Survival rates are influenced by Dukes’ stage, with C eases doing worse than A
and B lesions (Fig. 60.31). The degree of mobility also influences survival,
with fixed lesions having a worse prognosis than mobile lesions. The lower the
tumour is in the rectum, the worse the outlook. Histological grade also
influences outcome, anaplastic lesions having the worse prognosis.
Interestingly, despite the more frequent use of sphincter-saving resection
compared with abdominoperineal excision, survival has not been affected.
Local
recurrence. Local recurrence after rectal excision is a major problem. The
patient often presents with persistent pelvic pain, which radiates down the legs
if sacral roots have been involved. Bladder problems may occur. If recurrence
develops after abdominoperineal excision, a swelling or induration may be
present in the perineum, or an abscess or discharging sinus may develop.
Occasionally, the presence of a large recurrence in the pelvis may lead to
bilateral leg oedema, from either from pressure or invasion of lymphatics or
veins. After sphincter-saving resection, local recurrence may produce a change
in bowel habit, or the passage of blood per rectum. Sigmoidoscopic examination
after sphincter-saving resection may reveal friable tissue at the anastomosis
which, when biopsied, confirms the diagnosis. However, usually the recurrence is
situated extrarectally, and is detected either as induration on digital
examination or by endoluminal ultrasonography or CT. These investigations can
also detect recurrence before it causes symptoms. Local recurrence rates vary
between 2 and 25 per cent and seem to occur with equal frequency after
sphincter-saving resection an abdominoperineal excision. The most common cause
is inadequate removal of all the tumour at the initial operation. This is due to
the presence of microscopic tumour deposits in the tissues surrounding the
rectum. Heald has shown that if the mesorectum is removed in its entirety, the
local recurrence rate can be reduced to less than 5 per cent.
Other
possible causes for local recurrence include implantation of viable cells on the
suture line and the development of a new primary tumour. Although both
mechanisms may occur, inadequate removal of the tumour is by far and away the
most important reason for recurrence. Eighty per cent of all local recurrences
develop within 2 years following surgery and are very difficult to treat. The
best prospect of salvage is by surgical resection. However, it is only possible
to achieve apparent complete removal in a minority of cases. It was hoped that
serial measurements of carcinoembryonic antigen might identify those patients
who might benefit by early radical surgery, but this has been found not to be
the case (Northover).
The
mainstay of therapy for local recurrence is radiotherapy, which is invariably
palliative. Occasionally, a neodymium: yttrium-aluminium-garnet (Nd:Yag) laser
can be used to deal with an obstructing or bleeding lesion.
Carcinoid
tumour. Carcinoid tumour of the rectum, as far as its lethal properties are
concerned, can be looked upon as a gradation between a benign tumour and a
carcinoma. A latter-day aphorism is ‘keep carcinoid in mind when an atypical
neoplasm (ulcer) of the rectum is encountered’. Like benign lymphoma,
carcinoid tumour originates in the submucosa, the mucous membrane over it being
intact. Consequently, it seldom produces evidence of its presence in the early
stages, when it presents as a small plaque-like elevation. The incidence of
clinical malignancy, i.e. the occurrence of metastases, is 10 per cent. This is
much less than that for carcinoid tumour of the small intestine, but it is
greater than that of carcinoid tumour of the vermiform appendix.

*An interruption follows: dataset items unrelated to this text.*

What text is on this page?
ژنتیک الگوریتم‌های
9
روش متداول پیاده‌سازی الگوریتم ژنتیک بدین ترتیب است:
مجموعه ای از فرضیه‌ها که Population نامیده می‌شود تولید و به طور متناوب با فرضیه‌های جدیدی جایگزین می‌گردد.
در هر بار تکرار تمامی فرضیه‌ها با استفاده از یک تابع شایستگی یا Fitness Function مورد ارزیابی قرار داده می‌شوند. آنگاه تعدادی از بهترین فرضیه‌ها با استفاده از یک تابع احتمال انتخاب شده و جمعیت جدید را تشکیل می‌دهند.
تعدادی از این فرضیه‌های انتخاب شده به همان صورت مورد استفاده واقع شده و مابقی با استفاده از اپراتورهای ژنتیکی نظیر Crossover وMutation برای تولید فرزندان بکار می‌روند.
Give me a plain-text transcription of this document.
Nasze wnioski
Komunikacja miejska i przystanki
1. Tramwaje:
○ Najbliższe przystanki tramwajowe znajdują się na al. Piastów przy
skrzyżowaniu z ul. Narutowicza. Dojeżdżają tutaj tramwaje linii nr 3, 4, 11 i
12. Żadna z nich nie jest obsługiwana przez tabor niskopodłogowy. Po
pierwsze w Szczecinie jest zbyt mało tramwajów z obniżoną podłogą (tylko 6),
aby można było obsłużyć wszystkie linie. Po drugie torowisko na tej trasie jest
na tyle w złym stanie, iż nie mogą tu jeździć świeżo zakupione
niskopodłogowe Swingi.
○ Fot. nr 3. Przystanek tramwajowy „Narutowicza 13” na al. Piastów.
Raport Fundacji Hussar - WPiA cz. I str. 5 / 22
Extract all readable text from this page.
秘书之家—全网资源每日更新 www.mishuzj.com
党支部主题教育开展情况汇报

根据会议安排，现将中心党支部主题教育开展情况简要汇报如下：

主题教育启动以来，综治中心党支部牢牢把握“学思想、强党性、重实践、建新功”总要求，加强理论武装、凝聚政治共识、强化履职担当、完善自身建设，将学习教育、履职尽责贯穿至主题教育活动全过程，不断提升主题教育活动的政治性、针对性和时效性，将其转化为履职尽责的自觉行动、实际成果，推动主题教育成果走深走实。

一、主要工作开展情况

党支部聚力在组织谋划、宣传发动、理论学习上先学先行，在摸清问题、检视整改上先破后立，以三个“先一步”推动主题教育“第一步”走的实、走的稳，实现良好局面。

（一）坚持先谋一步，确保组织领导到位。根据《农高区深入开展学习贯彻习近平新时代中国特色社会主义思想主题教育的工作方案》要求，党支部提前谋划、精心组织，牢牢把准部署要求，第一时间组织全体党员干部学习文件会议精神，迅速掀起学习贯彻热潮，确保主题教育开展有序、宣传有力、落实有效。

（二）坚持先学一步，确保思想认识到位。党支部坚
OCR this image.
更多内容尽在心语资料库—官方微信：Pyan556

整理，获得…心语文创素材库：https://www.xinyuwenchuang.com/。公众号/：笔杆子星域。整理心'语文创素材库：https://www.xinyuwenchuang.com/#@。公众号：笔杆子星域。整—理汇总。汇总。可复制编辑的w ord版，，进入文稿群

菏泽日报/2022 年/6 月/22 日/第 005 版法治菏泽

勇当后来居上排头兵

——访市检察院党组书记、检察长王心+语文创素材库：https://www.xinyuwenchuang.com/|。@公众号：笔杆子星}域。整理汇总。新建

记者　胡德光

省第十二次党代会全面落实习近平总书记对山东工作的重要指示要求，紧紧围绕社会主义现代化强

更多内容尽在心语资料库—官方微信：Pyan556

Multiple primary carcinoid tumours of the rectum are not infrequent. The
neoplasm is of slow progression, and usually metastasises late. Large carcinoids
(over 2 cm) are almost always malignant.
Treatment.
Local
excision is sufficient treatment. Resection of the rectum is advisable if the
growth is more than 2.5 cm in diameter, if recurrence follows local excision or
if the growth is fixed to the perirectal tissues. Even when metastases are
present, resection may prolong life.